When the world appeared to be flat and endless an edict to ‘go forth and
multiply’ was reasonable. But the holy books provide no answer to an everexpanding world population and ever-depleting resources.
The explosion of knowledge, from DNA to space exploration, has made
archaic religions appear increasingly irrelevant. But, I hear the religious cry,
science is amoral. Only religion can provide the answer to how we should live
our lives.
How, for example, can we live in harmony in a modern multicultural society?
Each religion says that theirs is the only true faith - a recipe for disharmony.
We therefore rely on the man-made Human Rights Act, based on human
experience, not faith, to ensure that all believers, not to mention people of
different gender and sexuality, are tolerated and treated equally.

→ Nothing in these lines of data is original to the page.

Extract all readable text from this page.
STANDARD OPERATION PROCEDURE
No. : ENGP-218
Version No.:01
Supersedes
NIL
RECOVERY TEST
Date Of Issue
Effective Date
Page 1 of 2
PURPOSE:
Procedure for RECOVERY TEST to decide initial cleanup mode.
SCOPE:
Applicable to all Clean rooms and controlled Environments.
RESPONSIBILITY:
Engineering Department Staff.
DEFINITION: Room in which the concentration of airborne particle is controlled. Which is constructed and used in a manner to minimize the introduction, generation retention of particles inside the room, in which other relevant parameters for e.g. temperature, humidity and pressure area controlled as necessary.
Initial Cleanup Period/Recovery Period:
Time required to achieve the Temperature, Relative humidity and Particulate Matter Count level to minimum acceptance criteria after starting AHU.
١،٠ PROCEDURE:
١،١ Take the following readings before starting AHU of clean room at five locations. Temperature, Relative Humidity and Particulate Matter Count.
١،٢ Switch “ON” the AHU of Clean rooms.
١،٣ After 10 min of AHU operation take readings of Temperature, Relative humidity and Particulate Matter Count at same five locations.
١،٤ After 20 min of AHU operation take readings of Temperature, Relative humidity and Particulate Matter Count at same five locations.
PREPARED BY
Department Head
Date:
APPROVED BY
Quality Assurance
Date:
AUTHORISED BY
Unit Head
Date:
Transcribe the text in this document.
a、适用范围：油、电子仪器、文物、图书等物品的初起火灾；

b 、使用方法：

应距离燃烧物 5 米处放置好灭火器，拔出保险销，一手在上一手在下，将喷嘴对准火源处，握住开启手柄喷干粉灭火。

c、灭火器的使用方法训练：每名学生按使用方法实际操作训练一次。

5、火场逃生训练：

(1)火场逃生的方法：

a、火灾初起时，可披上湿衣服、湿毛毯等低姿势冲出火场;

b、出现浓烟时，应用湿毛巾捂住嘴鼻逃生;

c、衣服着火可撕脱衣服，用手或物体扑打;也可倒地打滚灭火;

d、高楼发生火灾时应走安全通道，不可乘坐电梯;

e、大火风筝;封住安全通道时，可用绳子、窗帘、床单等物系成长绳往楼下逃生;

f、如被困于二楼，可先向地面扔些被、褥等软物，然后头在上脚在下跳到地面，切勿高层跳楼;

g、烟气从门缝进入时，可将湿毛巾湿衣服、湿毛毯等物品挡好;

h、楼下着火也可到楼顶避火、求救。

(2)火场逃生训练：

What about morality? Open media and globalisation in the 21st Century make
it harder for one set of values to dominate. For example, earlier this year we
heard Archbishop Tutu condemn Tony Blair as a war criminal.
How can
religions provide a reliable moral compass when ‘people of faith’ cannot agree
on something as basic as going to war?
It is not surprising that in a modern, educated, open society religion should
lose its attraction; that in less enlightened countries religious leaders try to
suppress freedom of thought; or that religious leaders here seek to create
more faith schools in the hope of turning back the tide.